Osmar wanted to grab him. Guy said they'd wait. He vanished on the fourth day, and the dirty little cottage was in chaos for thirty-six hours.

They saw him leave home in the red Beetle. He was in a hurry, came the report. He raced across town to the airport, jumped on a small commuter at the last moment, and was gone. His car was parked in the only lot, and they watched it every second of every hour. The plane was headed in the general direction of Sao Paulo, with four stops in between.

There was instantly a plan to enter his home and catalog everything. There had to be records. The money had to be tended to. Guy dreamed of finding bank statements, wire transfer reports, account summaries; all sorts of documents arranged in a neat portfolio which would lead him directly to the money.

But he knew better. If Danny Boy ran because of them, then he would never leave behind the evidence. And if he was in fact their man, then his home would be carefully secured. Danny Boy, wherever he was, would probably know the instant they opened his door or window.

They waited. They cursed and argued and strained even more under the pressure. Guy made his daily call to Washington, a nasty one. They watched the red Beetle. Each arrival brought out the binoculars and cell phones. Six flights the first day. Five the second. The dirty little cottage grew hot and the men settled outdoors--the Americans napping under a scrawny shade tree in the backyard and the Brazilians playing cards along the fence in the front.

Guy and Osmar took a long drive and vowed to grab him if he ever returned. Osmar was confident he would be back. Probably just out of town on business, whatever his business was.

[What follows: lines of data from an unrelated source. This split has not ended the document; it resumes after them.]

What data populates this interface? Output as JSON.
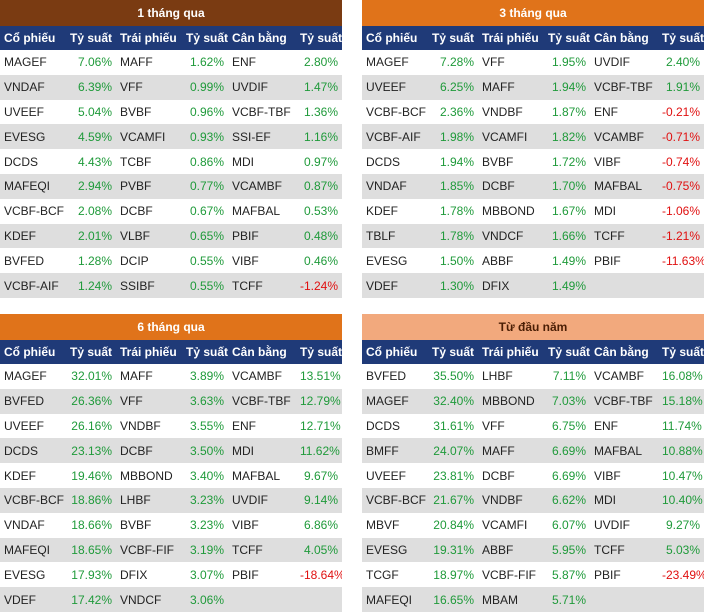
{
  "headers": [
    "Cổ phiếu",
    "Tỷ suất",
    "Trái phiếu",
    "Tỷ suất",
    "Cân bằng",
    "Tỷ suất"
  ],
  "colors": {
    "positive": "#1f9a3a",
    "negative": "#e01010",
    "header": "#1f3a78"
  },
  "panels": [
    {
      "title": "1 tháng qua",
      "rows": [
        [
          "MAGEF",
          "7.06%",
          "MAFF",
          "1.62%",
          "ENF",
          "2.80%"
        ],
        [
          "VNDAF",
          "6.39%",
          "VFF",
          "0.99%",
          "UVDIF",
          "1.47%"
        ],
        [
          "UVEEF",
          "5.04%",
          "BVBF",
          "0.96%",
          "VCBF-TBF",
          "1.36%"
        ],
        [
          "EVESG",
          "4.59%",
          "VCAMFI",
          "0.93%",
          "SSI-EF",
          "1.16%"
        ],
        [
          "DCDS",
          "4.43%",
          "TCBF",
          "0.86%",
          "MDI",
          "0.97%"
        ],
        [
          "MAFEQI",
          "2.94%",
          "PVBF",
          "0.77%",
          "VCAMBF",
          "0.87%"
        ],
        [
          "VCBF-BCF",
          "2.08%",
          "DCBF",
          "0.67%",
          "MAFBAL",
          "0.53%"
        ],
        [
          "KDEF",
          "2.01%",
          "VLBF",
          "0.65%",
          "PBIF",
          "0.48%"
        ],
        [
          "BVFED",
          "1.28%",
          "DCIP",
          "0.55%",
          "VIBF",
          "0.46%"
        ],
        [
          "VCBF-AIF",
          "1.24%",
          "SSIBF",
          "0.55%",
          "TCFF",
          "-1.24%"
        ]
      ]
    },
    {
      "title": "3 tháng qua",
      "rows": [
        [
          "MAGEF",
          "7.28%",
          "VFF",
          "1.95%",
          "UVDIF",
          "2.40%"
        ],
        [
          "UVEEF",
          "6.25%",
          "MAFF",
          "1.94%",
          "VCBF-TBF",
          "1.91%"
        ],
        [
          "VCBF-BCF",
          "2.36%",
          "VNDBF",
          "1.87%",
          "ENF",
          "-0.21%"
        ],
        [
          "VCBF-AIF",
          "1.98%",
          "VCAMFI",
          "1.82%",
          "VCAMBF",
          "-0.71%"
        ],
        [
          "DCDS",
          "1.94%",
          "BVBF",
          "1.72%",
          "VIBF",
          "-0.74%"
        ],
        [
          "VNDAF",
          "1.85%",
          "DCBF",
          "1.70%",
          "MAFBAL",
          "-0.75%"
        ],
        [
          "KDEF",
          "1.78%",
          "MBBOND",
          "1.67%",
          "MDI",
          "-1.06%"
        ],
        [
          "TBLF",
          "1.78%",
          "VNDCF",
          "1.66%",
          "TCFF",
          "-1.21%"
        ],
        [
          "EVESG",
          "1.50%",
          "ABBF",
          "1.49%",
          "PBIF",
          "-11.63%"
        ],
        [
          "VDEF",
          "1.30%",
          "DFIX",
          "1.49%",
          "",
          ""
        ]
      ]
    },
    {
      "title": "6 tháng qua",
      "rows": [
        [
          "MAGEF",
          "32.01%",
          "MAFF",
          "3.89%",
          "VCAMBF",
          "13.51%"
        ],
        [
          "BVFED",
          "26.36%",
          "VFF",
          "3.63%",
          "VCBF-TBF",
          "12.79%"
        ],
        [
          "UVEEF",
          "26.16%",
          "VNDBF",
          "3.55%",
          "ENF",
          "12.71%"
        ],
        [
          "DCDS",
          "23.13%",
          "DCBF",
          "3.50%",
          "MDI",
          "11.62%"
        ],
        [
          "KDEF",
          "19.46%",
          "MBBOND",
          "3.40%",
          "MAFBAL",
          "9.67%"
        ],
        [
          "VCBF-BCF",
          "18.86%",
          "LHBF",
          "3.23%",
          "UVDIF",
          "9.14%"
        ],
        [
          "VNDAF",
          "18.66%",
          "BVBF",
          "3.23%",
          "VIBF",
          "6.86%"
        ],
        [
          "MAFEQI",
          "18.65%",
          "VCBF-FIF",
          "3.19%",
          "TCFF",
          "4.05%"
        ],
        [
          "EVESG",
          "17.93%",
          "DFIX",
          "3.07%",
          "PBIF",
          "-18.64%"
        ],
        [
          "VDEF",
          "17.42%",
          "VNDCF",
          "3.06%",
          "",
          ""
        ]
      ]
    },
    {
      "title": "Từ đầu năm",
      "rows": [
        [
          "BVFED",
          "35.50%",
          "LHBF",
          "7.11%",
          "VCAMBF",
          "16.08%"
        ],
        [
          "MAGEF",
          "32.40%",
          "MBBOND",
          "7.03%",
          "VCBF-TBF",
          "15.18%"
        ],
        [
          "DCDS",
          "31.61%",
          "VFF",
          "6.75%",
          "ENF",
          "11.74%"
        ],
        [
          "BMFF",
          "24.07%",
          "MAFF",
          "6.69%",
          "MAFBAL",
          "10.88%"
        ],
        [
          "UVEEF",
          "23.81%",
          "DCBF",
          "6.69%",
          "VIBF",
          "10.47%"
        ],
        [
          "VCBF-BCF",
          "21.67%",
          "VNDBF",
          "6.62%",
          "MDI",
          "10.40%"
        ],
        [
          "MBVF",
          "20.84%",
          "VCAMFI",
          "6.07%",
          "UVDIF",
          "9.27%"
        ],
        [
          "EVESG",
          "19.31%",
          "ABBF",
          "5.95%",
          "TCFF",
          "5.03%"
        ],
        [
          "TCGF",
          "18.97%",
          "VCBF-FIF",
          "5.87%",
          "PBIF",
          "-23.49%"
        ],
        [
          "MAFEQI",
          "16.65%",
          "MBAM",
          "5.71%",
          "",
          ""
        ]
      ]
    }
  ]
}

They'd snatch him, identify him, and if he happened to be the wrong man they'd simply throw him in a ditch and run. It had happened before.

He returned on the fifth day. They trailed him back to Rua Tiradentes, and everybody was happy.

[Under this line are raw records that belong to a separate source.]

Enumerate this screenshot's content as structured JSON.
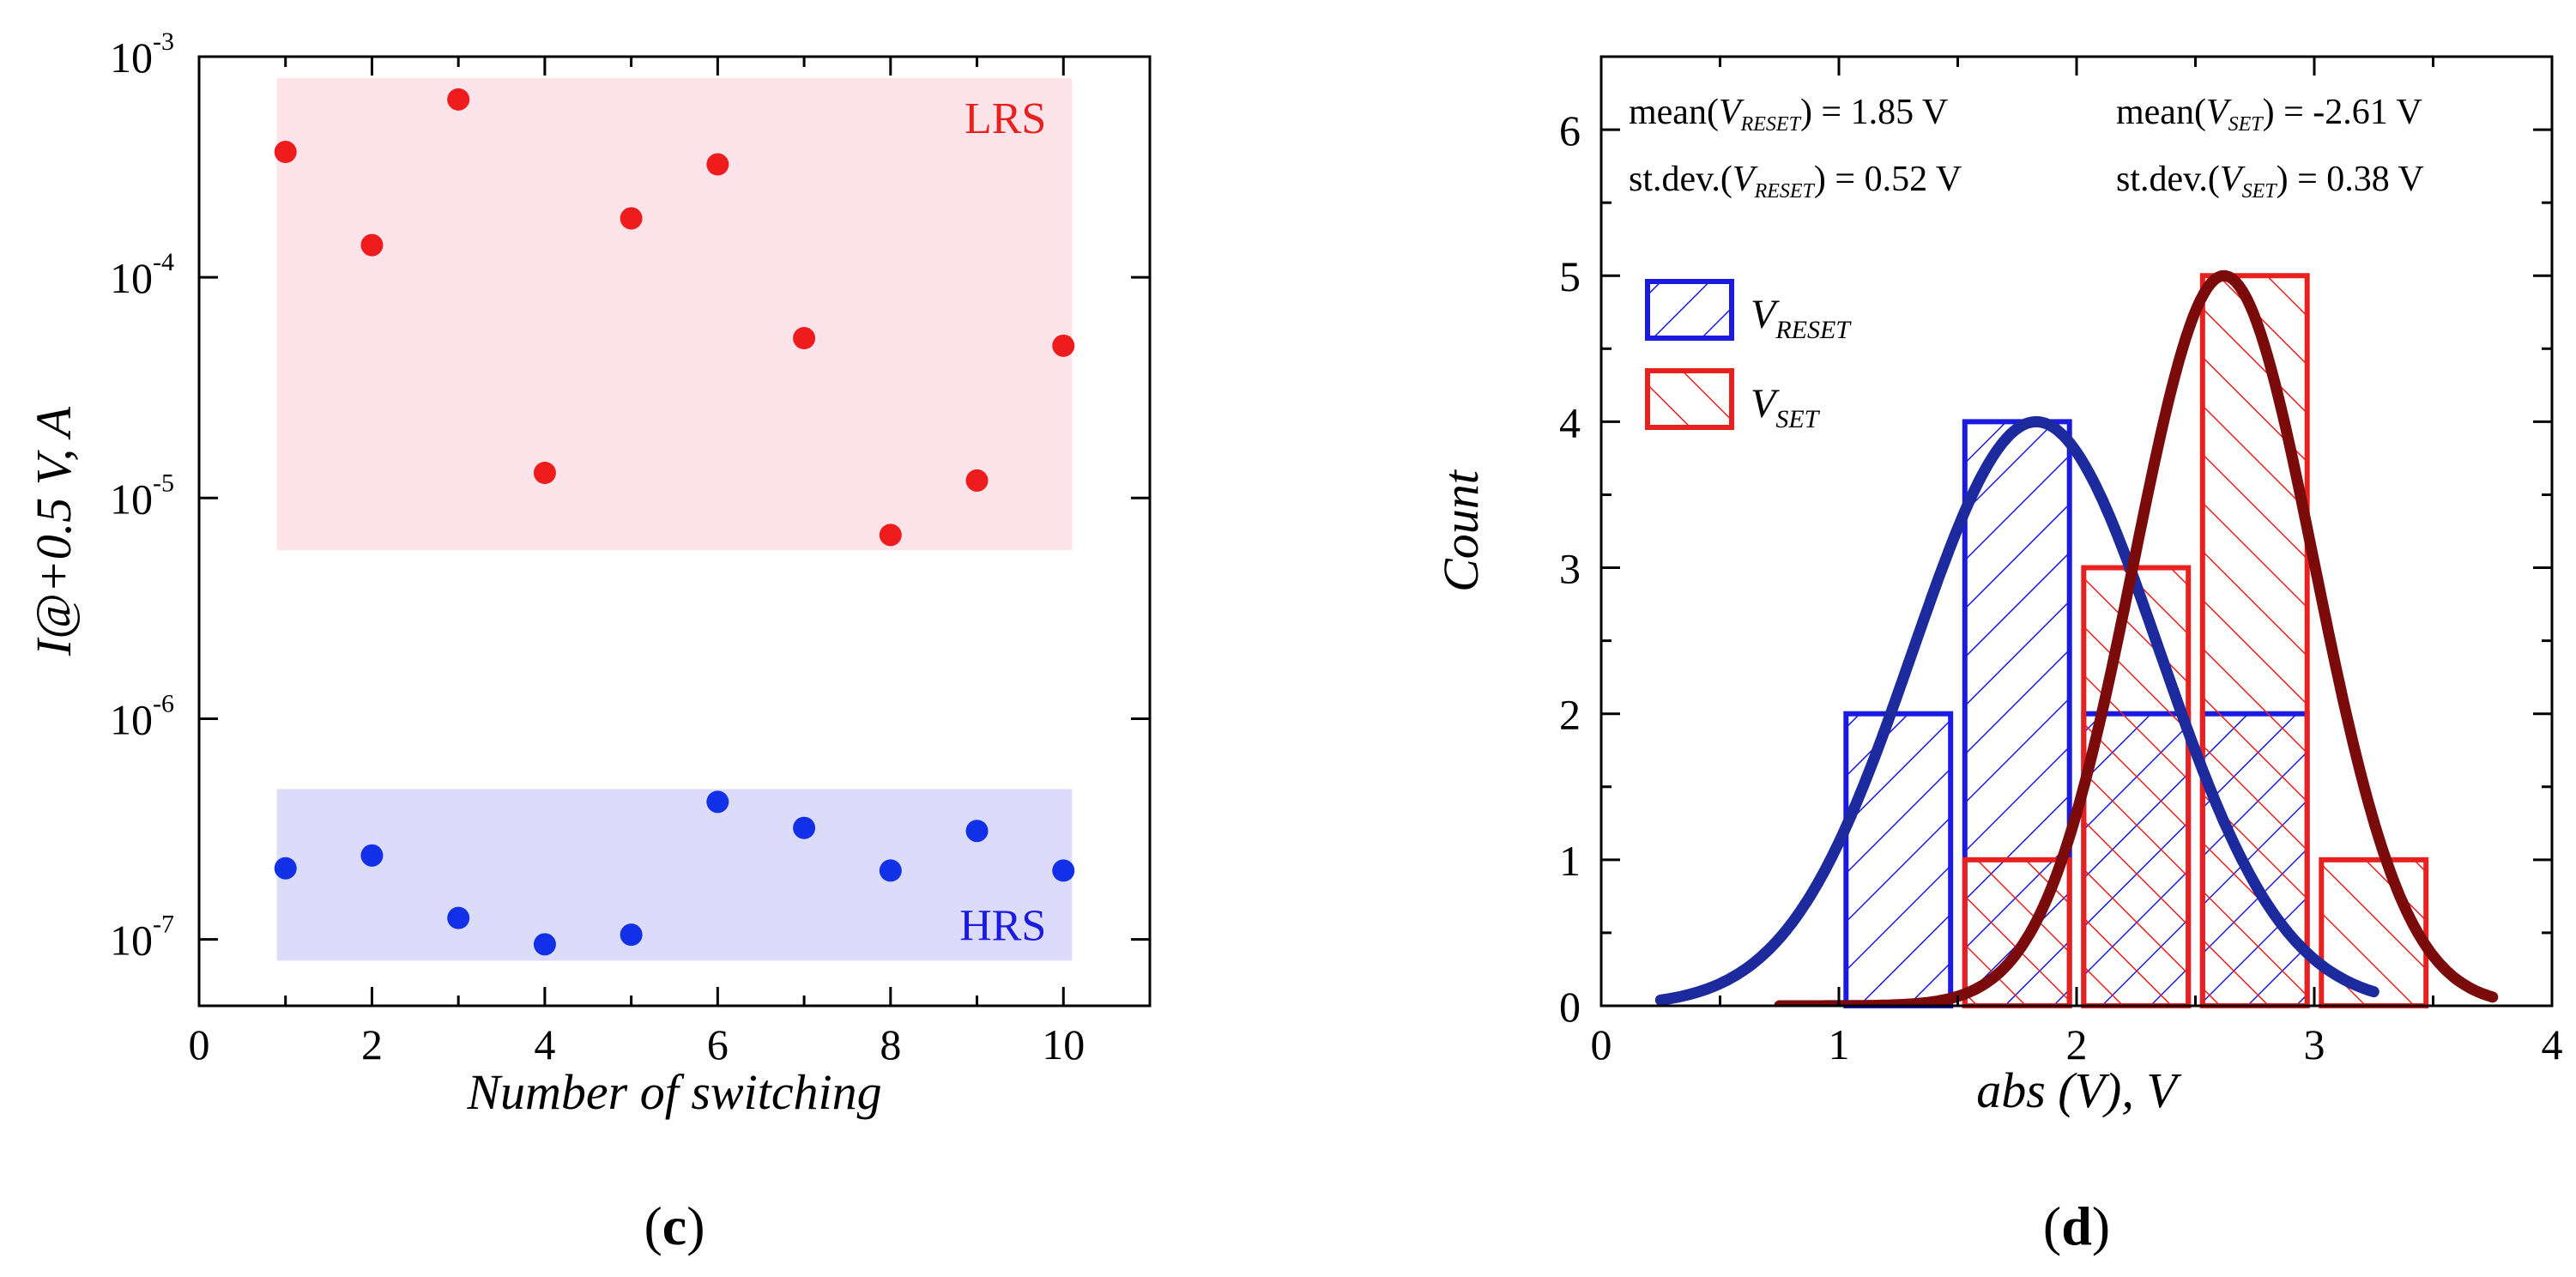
{
  "chart_data": [
    {
      "type": "scatter",
      "panel_label_open": "(",
      "panel_label_letter": "c",
      "panel_label_close": ")",
      "xlabel": "Number of switching",
      "ylabel": "I@+0.5 V, A",
      "xlim": [
        0,
        11
      ],
      "ylim": [
        5e-08,
        0.001
      ],
      "yscale": "log",
      "xticks": [
        "0",
        "2",
        "4",
        "6",
        "8",
        "10"
      ],
      "yticks": [
        {
          "base": "10",
          "exp": "-7"
        },
        {
          "base": "10",
          "exp": "-6"
        },
        {
          "base": "10",
          "exp": "-5"
        },
        {
          "base": "10",
          "exp": "-4"
        },
        {
          "base": "10",
          "exp": "-3"
        }
      ],
      "regions": [
        {
          "name": "LRS",
          "label": "LRS",
          "x_range": [
            0.9,
            10.1
          ],
          "y_range": [
            5.8e-06,
            0.0008
          ],
          "color": "#fde4ea",
          "label_color": "#e8211f"
        },
        {
          "name": "HRS",
          "label": "HRS",
          "x_range": [
            0.9,
            10.1
          ],
          "y_range": [
            8e-08,
            4.8e-07
          ],
          "color": "#dcdcfa",
          "label_color": "#1a1ae0"
        }
      ],
      "series": [
        {
          "name": "LRS",
          "color": "#ee1c1c",
          "x": [
            1,
            2,
            3,
            4,
            5,
            6,
            7,
            8,
            9,
            10
          ],
          "values": [
            0.00037,
            0.00014,
            0.00064,
            1.3e-05,
            0.000185,
            0.000325,
            5.3e-05,
            6.8e-06,
            1.2e-05,
            4.9e-05
          ]
        },
        {
          "name": "HRS",
          "color": "#1230e8",
          "x": [
            1,
            2,
            3,
            4,
            5,
            6,
            7,
            8,
            9,
            10
          ],
          "values": [
            2.1e-07,
            2.4e-07,
            1.25e-07,
            9.5e-08,
            1.05e-07,
            4.2e-07,
            3.2e-07,
            2.05e-07,
            3.1e-07,
            2.05e-07
          ]
        }
      ]
    },
    {
      "type": "bar",
      "panel_label_open": "(",
      "panel_label_letter": "d",
      "panel_label_close": ")",
      "xlabel": "abs (V), V",
      "ylabel": "Count",
      "xlim": [
        0,
        4
      ],
      "ylim": [
        0,
        6.5
      ],
      "xticks": [
        "0",
        "1",
        "2",
        "3",
        "4"
      ],
      "yticks": [
        "0",
        "1",
        "2",
        "3",
        "4",
        "5",
        "6"
      ],
      "bin_width": 0.5,
      "series": [
        {
          "name": "V_RESET",
          "legend_main": "V",
          "legend_sub": "RESET",
          "color": "#1a1ae0",
          "bin_starts": [
            1.0,
            1.5,
            2.0,
            2.5
          ],
          "values": [
            2,
            4,
            2,
            2
          ],
          "fit": {
            "mean": 1.83,
            "sigma": 0.52,
            "amplitude": 4.0,
            "x_range": [
              0.25,
              3.25
            ],
            "color": "#1d2a9e"
          }
        },
        {
          "name": "V_SET",
          "legend_main": "V",
          "legend_sub": "SET",
          "color": "#e8211f",
          "bin_starts": [
            1.5,
            2.0,
            2.5,
            3.0
          ],
          "values": [
            1,
            3,
            5,
            1
          ],
          "fit": {
            "mean": 2.62,
            "sigma": 0.38,
            "amplitude": 5.0,
            "x_range": [
              0.75,
              3.75
            ],
            "color": "#7b0a0a"
          }
        }
      ],
      "annotations": [
        {
          "pre": "mean(",
          "var": "V",
          "sub": "RESET",
          "post": ") = 1.85 V"
        },
        {
          "pre": "mean(",
          "var": "V",
          "sub": "SET",
          "post": ") = -2.61 V"
        },
        {
          "pre": "st.dev.(",
          "var": "V",
          "sub": "RESET",
          "post": ") = 0.52 V"
        },
        {
          "pre": "st.dev.(",
          "var": "V",
          "sub": "SET",
          "post": ") = 0.38 V"
        }
      ]
    }
  ]
}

On the eighth day, the dirty cottage emptied as all the Brazilians and all the Americans took their positions.

The course was a six-miler. He had covered it each day he'd been home, leaving at almost the same time, wearing the same blue and orange runner's shorts, well-worn Nikes, ankle socks, no shirt.

The perfect spot was two and a half miles from his house, over a small hill on a gravel road, not far from his turning-around point. Danilo topped the hill twenty minutes into his run, a few seconds ahead of schedule. He ran harder, for some reason. Probably the clouds.

A small car with a flat tire was just over the hill, blocking the road, trunk opened, its rear jacked up. Its driver was a burly young man who pretended to be startled at the sight of the skinny racer sweating and panting as he topped the hill. Danilo slowed for a second. There was more room to the right.

"Bom dia," the burly young man said as he took a step toward Danilo.

"Bom dia," Danilo said, approaching the car.

The driver suddenly pulled a large shiny pistol from the trunk and shoved it into Danilo's face. He froze, his eyes locked onto the gun, his mouth open with heavy breathing. The driver had thick hands and long, stout arms. He grabbed Danilo by the neck and yanked him roughly toward the car, then down to the bumper. He stuck the pistol in a pocket and with both hands folded Danilo into the trunk. Danny Boy struggled and kicked, but was no match.

The driver slammed the trunk shut, lowered the car, tossed the jack into the ditch, and drove off. A mile away, he turned on to a narrow dirt path where his pals were anxiously waiting.

They tied nylon ropes around Danny Boy's wrists and a black cloth over his eyes, then shoved him into the back of a van. Osmar sat to his right, another Brazilian to his left. Someone removed his keys from the Velcro runner's pouch stuck to his waist. Danilo said nothing as the van started and began moving. He was still sweating and breathing even harder.

When the van stopped on a dusty road near a farm field, Danilo uttered his first words. "What do you want?" he asked, in Portuguese.